SC’s ‘exemplary’ direction has reaffirmed my faith in judiciary: Bano

PTI

New Delhi

Bilkis Bano, who was gang-raped during the 2002 Gujarat riots Wednesday said the Supreme Court’s “exemplary” direction to the state government to provide Rs 50 lakh compensation has reaffirmed her faith in judiciary and will give hope to other victims of rape and communal violence.

Bano however lamented that her family did not get any support from the state government during their 17-year-long fight for justice. The Supreme Court Tuesday directed the Gujarat government to give Rs 50 lakh compensation, a job and an accommodation to Bano. The top court also directed the state government to pay the compensation to Bano within two weeks.

Seven of Bano’s family members were also killed during the riots.

“The Supreme Court’s direction to Gujarat government has reaffirmed by faith in judiciary and the Constitution,” she said.

Expressing gratitude to the judiciary for “acknowledging her suffering and struggle,” Bano said she will create a fund in the memory of her first child Saleha so that it can help other women survivors of communal violence in their journeys to justice.

Saleha was brutally killed by a mob during the riots.

“The apex court understood my pain, my suffering and my struggle to regain the constitutional rights that were lost to me in the violence of 2002.

“No citizen should have to suffer at the hands of the state whose duty is to protect us,” said Bano, who has been leading almost a nomadic life due to safety concerns for many years.

She said she could not even give a proper burial to her daughter Saleha, an feeling which has always haunted her.

“My daughter Saleha’s body was lost in the tide of hatred that swept over Gujarat in 2002. There is no grave for Saleha that I could visit and weep upon.

“But her spirit has been with me.
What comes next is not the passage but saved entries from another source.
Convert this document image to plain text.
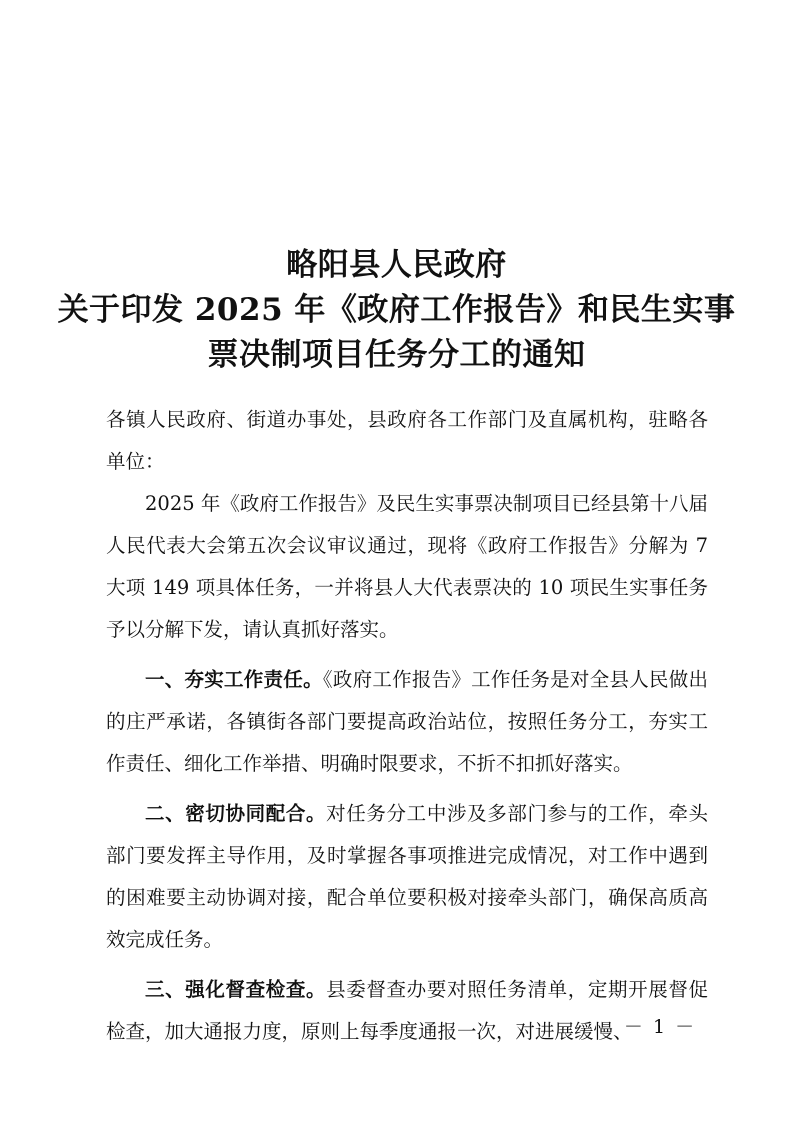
略阳县人民政府
关于印发 2025 年《政府工作报告》和民生实事
票决制项目任务分工的通知

各镇人民政府、街道办事处，县政府各工作部门及直属机构，驻略各单位：

2025 年《政府工作报告》及民生实事票决制项目已经县第十八届人民代表大会第五次会议审议通过，现将《政府工作报告》分解为 7 大项 149 项具体任务，一并将县人大代表票决的 10 项民生实事任务予以分解下发，请认真抓好落实。

一、夯实工作责任。《政府工作报告》工作任务是对全县人民做出的庄严承诺，各镇街各部门要提高政治站位，按照任务分工，夯实工作责任、细化工作举措、明确时限要求，不折不扣抓好落实。

二、密切协同配合。对任务分工中涉及多部门参与的工作，牵头部门要发挥主导作用，及时掌握各事项推进完成情况，对工作中遇到的困难要主动协调对接，配合单位要积极对接牵头部门，确保高质高效完成任务。

三、强化督查检查。县委督查办要对照任务清单，定期开展督促检查，加大通报力度，原则上每季度通报一次，对进展缓慢、

－ 1 －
I know she is up there, somewhere, and through helping others, she will live on in the lives of other children,” she said.

Bano said her elder daughter (16) who was in her womb during the 2002 violence wants to be a lawyer to fight for justice for others.
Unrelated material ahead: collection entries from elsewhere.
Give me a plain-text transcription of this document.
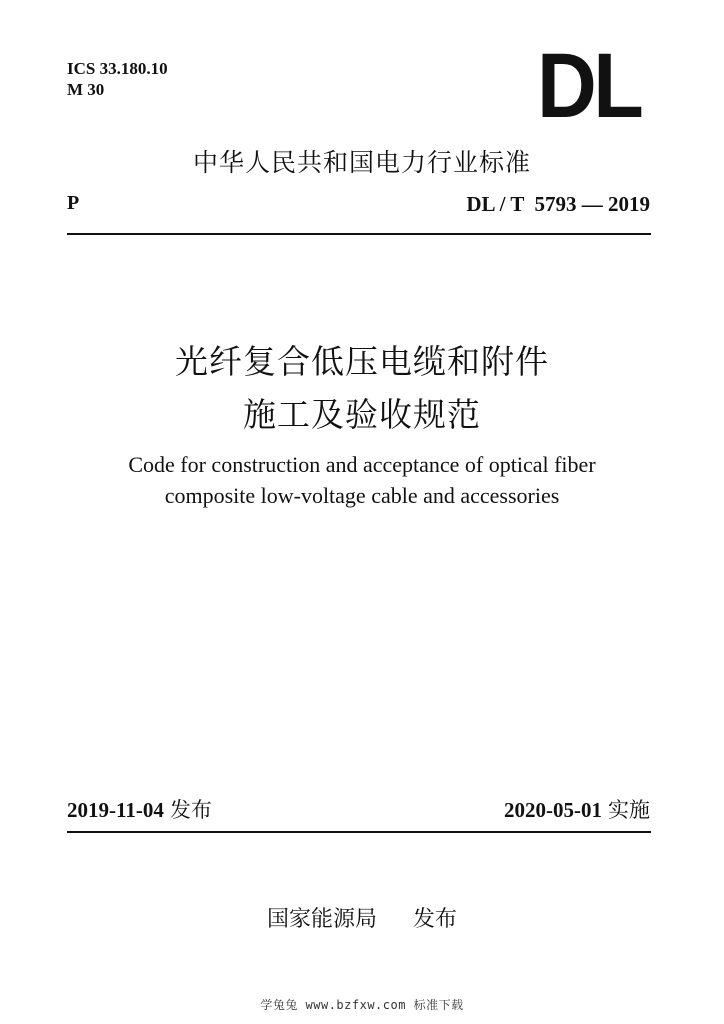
ICS 33.180.10
M 30	DL
中华人民共和国电力行业标准
P	DL / T  5793 — 2019
光纤复合低压电缆和附件
施工及验收规范
Code for construction and acceptance of optical fiber
composite low-voltage cable and accessories
2019-11-04 发布	2020-05-01 实施
国家能源局 发布
学兔兔 www.bzfxw.com 标准下载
When asked if she was satisfied with the life sentence given to 11 convicted in her case, Bano said her “battle was never for revenge, but for justice”.

Bano who cast her vote in Devgadh Baria village on Tuesday said that the apex court’s “exemplary” direction will give hope to other victims of rape and communal violence.

According to the prosecution, on March 3, 2002 Bilkis Bano’s family was attacked by a mob at Randhikpur village near Ahmedabad in the aftermath of the Godhra riots.

Bilkis, five months pregnant at that time, was gang raped and some members of her family killed. The trial in the case initially began in Ahmedabad.

However, after Bano expressed apprehensions that the witnesses could be harmed and the CBI evidence tampered with, the apex court transferred the case to Mumbai in August 2004.